There are many types of trusts in use today for a variety of purposes.
We cannot examine them all, but the primary ones to consider are the
"revocable" and the "irrevocable".
WHAT IS A REVOCABLE TRUST?
The easiest type of trust is the Revocable Trust. Many similar titles are
used to mean the same type of trust. Some of these are:
Revocable Trust, usually meaning exactly the same as:
Family Trust... or
Living Trust... ("intervivos" in Latin) or
Living Revocable Trust... or
Living Revocable Family Trust
(or a combination of the same words in different order)
As we stated above, "A trust is a right of property, real or personal, held
by one party for the benefit of another." or, more exactly, a trust becomes
the owner of your property instead of you, but; remains under your control
(you are the Trustee); for the benefit of your family. In other words, you
still keep control and use, but designate the eventual ownership, after you
can't own it anymore.
WHAT IS A IRREVOCABLE TRUST?
Basically there is all of the above mentioned characteristics AND there is
separation of ownership (alienation of ownership) into a different entity.

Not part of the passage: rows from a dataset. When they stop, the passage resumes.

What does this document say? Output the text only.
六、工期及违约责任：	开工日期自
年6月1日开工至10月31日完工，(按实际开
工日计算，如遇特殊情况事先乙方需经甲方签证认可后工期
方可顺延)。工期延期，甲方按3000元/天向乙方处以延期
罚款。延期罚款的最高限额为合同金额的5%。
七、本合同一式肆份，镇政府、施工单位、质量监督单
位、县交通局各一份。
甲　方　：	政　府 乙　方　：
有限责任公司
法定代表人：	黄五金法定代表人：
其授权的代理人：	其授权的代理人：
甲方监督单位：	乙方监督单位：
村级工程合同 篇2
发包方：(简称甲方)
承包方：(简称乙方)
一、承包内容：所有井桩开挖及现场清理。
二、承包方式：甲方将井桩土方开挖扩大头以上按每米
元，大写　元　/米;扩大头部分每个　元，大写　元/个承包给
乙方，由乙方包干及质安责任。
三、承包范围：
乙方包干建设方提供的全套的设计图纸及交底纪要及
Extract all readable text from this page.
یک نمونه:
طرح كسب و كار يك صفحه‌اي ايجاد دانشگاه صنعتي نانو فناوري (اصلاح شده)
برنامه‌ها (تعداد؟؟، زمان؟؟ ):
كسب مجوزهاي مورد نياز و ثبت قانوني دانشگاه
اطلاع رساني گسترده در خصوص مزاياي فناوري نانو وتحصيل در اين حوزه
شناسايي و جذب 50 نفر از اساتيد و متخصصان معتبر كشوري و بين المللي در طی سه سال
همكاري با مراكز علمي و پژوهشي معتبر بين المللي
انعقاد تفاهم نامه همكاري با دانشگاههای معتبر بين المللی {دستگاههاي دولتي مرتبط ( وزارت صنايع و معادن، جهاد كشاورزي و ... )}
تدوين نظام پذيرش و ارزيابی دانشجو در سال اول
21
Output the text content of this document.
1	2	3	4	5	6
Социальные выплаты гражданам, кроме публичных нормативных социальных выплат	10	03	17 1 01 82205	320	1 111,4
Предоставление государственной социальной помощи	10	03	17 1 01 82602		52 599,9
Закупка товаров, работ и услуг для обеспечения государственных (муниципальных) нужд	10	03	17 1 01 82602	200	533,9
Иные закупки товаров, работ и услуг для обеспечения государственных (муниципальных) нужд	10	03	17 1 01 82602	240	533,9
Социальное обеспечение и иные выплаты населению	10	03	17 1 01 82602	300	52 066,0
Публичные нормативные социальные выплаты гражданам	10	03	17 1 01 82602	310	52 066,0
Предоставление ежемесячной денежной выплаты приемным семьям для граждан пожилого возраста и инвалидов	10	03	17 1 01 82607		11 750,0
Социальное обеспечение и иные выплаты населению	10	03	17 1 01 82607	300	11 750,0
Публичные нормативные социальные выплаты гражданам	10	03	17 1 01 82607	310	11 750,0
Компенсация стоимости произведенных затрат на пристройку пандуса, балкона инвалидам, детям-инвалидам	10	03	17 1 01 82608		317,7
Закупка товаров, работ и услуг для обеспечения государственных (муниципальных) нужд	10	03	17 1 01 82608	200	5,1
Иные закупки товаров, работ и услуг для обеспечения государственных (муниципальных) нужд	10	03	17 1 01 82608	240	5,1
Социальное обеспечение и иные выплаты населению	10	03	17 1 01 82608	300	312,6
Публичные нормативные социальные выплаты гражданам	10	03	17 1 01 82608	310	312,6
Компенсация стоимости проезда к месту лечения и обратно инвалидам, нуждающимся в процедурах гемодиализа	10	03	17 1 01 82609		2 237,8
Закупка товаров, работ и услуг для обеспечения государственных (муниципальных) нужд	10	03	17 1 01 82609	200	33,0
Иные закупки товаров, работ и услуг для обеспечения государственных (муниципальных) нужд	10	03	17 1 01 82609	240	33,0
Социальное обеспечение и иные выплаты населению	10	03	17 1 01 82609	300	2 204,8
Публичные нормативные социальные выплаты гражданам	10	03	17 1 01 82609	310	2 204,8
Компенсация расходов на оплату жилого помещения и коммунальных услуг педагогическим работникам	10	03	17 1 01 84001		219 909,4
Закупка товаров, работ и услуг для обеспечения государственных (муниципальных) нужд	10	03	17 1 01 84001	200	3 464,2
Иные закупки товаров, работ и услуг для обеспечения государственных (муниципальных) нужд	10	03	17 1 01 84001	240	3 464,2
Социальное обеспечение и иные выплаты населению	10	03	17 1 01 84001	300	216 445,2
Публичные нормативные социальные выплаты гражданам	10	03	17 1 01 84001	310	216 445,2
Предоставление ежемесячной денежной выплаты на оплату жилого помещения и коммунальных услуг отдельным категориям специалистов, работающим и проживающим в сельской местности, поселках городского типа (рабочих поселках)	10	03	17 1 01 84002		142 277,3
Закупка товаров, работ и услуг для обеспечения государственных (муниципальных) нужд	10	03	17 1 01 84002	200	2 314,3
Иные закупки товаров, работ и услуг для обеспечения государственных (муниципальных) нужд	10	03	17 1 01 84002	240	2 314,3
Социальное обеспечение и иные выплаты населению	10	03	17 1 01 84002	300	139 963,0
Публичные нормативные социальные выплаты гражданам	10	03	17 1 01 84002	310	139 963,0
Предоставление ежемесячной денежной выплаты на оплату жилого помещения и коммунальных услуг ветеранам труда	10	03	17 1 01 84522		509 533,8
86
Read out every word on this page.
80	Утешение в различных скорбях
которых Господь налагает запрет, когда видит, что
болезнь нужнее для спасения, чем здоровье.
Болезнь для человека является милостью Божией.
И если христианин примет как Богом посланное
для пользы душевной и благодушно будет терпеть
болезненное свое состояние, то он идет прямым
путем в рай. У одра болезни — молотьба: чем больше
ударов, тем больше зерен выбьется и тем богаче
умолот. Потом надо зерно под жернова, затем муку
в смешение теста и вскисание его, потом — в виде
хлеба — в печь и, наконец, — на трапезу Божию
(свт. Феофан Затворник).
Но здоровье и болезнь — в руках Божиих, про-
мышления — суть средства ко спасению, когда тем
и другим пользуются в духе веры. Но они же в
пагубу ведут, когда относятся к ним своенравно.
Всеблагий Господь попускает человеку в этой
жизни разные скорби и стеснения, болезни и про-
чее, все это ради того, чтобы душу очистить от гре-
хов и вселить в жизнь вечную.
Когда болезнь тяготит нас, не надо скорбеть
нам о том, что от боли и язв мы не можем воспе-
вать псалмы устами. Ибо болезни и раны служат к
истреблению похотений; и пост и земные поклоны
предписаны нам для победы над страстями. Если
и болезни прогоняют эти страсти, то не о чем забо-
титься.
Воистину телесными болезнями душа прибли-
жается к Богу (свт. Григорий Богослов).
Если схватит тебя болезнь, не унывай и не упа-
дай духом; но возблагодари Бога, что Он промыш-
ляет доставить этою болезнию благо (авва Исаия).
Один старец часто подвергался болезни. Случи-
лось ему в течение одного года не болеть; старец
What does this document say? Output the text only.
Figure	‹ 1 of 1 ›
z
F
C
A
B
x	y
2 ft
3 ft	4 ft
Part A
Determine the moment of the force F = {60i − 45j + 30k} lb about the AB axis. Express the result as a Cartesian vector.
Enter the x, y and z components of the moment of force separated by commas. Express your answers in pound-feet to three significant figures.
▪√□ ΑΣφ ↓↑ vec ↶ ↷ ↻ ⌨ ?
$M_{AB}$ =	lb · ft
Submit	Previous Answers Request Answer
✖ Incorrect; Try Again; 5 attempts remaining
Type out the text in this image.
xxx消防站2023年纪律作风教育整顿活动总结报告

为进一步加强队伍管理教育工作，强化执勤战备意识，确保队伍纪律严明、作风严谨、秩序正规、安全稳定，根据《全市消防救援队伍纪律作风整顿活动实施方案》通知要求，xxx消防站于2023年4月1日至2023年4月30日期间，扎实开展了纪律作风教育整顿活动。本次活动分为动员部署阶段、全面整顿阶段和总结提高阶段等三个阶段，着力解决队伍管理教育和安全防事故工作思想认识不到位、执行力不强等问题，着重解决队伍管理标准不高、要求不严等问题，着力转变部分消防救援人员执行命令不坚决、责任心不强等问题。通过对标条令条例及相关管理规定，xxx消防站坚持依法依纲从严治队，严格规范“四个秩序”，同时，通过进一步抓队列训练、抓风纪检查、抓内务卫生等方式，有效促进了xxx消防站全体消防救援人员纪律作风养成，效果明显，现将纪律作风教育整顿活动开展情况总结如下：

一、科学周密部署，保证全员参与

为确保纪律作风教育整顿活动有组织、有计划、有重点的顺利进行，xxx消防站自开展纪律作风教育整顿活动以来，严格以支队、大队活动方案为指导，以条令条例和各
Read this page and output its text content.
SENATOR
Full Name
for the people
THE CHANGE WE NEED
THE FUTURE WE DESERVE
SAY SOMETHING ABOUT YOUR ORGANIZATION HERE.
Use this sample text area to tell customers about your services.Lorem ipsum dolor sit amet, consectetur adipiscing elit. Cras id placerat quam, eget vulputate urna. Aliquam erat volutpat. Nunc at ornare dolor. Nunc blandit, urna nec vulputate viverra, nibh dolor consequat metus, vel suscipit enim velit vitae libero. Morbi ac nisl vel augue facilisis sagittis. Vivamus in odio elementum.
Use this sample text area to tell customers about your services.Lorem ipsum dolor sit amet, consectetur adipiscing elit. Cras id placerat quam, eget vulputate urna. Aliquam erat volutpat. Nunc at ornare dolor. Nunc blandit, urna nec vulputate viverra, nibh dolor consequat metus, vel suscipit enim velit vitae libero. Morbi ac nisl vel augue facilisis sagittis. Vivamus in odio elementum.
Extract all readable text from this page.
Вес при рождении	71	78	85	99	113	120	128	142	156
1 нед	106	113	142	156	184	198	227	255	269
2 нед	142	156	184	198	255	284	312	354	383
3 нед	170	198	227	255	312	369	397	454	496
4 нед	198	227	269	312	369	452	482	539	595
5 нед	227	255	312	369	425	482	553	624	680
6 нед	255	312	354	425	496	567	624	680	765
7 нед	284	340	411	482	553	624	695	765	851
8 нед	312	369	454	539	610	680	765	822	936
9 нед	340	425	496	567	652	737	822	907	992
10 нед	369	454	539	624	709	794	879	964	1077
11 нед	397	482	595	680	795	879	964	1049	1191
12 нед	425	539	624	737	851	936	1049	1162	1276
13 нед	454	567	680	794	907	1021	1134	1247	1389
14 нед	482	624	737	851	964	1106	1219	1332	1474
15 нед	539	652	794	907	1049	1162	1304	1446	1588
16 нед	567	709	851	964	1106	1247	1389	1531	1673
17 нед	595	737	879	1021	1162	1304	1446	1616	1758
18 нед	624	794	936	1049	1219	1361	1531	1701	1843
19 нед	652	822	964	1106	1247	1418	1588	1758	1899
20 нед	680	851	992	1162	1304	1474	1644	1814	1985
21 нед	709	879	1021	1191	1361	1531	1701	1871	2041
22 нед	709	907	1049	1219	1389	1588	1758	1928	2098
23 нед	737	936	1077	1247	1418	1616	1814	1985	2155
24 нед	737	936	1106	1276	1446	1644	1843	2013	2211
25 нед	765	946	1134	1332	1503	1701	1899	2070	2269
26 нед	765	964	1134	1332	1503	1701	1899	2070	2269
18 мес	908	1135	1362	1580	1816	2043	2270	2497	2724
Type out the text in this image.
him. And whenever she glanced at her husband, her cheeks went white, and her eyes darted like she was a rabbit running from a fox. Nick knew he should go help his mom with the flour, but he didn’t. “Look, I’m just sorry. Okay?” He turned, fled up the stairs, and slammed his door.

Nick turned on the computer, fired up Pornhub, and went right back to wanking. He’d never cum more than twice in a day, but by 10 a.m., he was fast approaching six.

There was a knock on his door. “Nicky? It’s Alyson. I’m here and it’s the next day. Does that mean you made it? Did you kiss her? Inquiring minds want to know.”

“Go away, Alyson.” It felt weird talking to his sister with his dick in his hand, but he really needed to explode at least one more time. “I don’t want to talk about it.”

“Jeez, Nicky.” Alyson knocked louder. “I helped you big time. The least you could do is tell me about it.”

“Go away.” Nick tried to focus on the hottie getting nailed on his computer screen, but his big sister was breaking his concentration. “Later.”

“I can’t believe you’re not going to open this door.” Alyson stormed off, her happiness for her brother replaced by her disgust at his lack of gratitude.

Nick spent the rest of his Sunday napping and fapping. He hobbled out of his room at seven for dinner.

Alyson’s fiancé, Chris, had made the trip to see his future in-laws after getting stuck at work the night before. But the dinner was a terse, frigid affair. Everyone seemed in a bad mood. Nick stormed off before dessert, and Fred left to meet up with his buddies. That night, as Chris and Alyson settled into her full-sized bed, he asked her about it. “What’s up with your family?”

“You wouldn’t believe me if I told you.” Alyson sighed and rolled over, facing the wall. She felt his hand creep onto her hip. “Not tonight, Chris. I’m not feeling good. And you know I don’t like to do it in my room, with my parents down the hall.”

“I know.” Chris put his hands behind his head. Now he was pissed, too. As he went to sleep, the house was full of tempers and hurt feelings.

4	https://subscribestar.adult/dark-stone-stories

For instance, the children could be the beneficiaries and if there was true
separation of assets to this new entity and no "ownership rights" of the
parents, it would be considered different than the assets of the parents.
LIABILITY PROTECTION. The proper design and use of a Trust will provide
a high degree of professional liability protection. It is a fact established
at law that "The beneficiary of an ordinary trust is not personally liable
to third persons for torts committed by the trustee." Furthermore, the
assets of a Trust are exempt (in the absence of a fraudulent conveyance
within one (1) year prior to a bankruptcy) from the claims and actions of
personal creditors.
SOLE PROPRIETORS AND PARTNERSHIPS. These two forms of business
basically represent individuals in business for themselves with little
or no protection, organization, or benefits.
CORPORATIONS. A popular form of business organization among
professionals such as physicians, dentists, chiropractors, attorneys,
CPAs., insurance brokers/agents, and other professionals is the
Professional Service Corporation. These are usually small to medium
sized businesses and are usually closely held (i.e., no publicly offered
shares). We could include in this group many other small-to-medium
size professional corporations such as Sub-Chapter S corporations,
that are closely held.
In terms of professional liability protection, estate planning, and tax
management, this form of business organization offers some limited
benefits.
THE IMPORTANCE OF YOUR PRIVACY
How important is your privacy? How important is it that your privacy be
well organized to offer the best protection (from liability, harassment,
judgments, etc.) and the greatest benefits?
Your personal efforts, assets, and estate, represents the work and
accumulation of a lifetime. If you are going to spend a lifetime building
ownership and equity (and accumulation of an estate); protecting and
preserving that accomplishment with proper privacy and estate
planning will be one of your highest financial successes.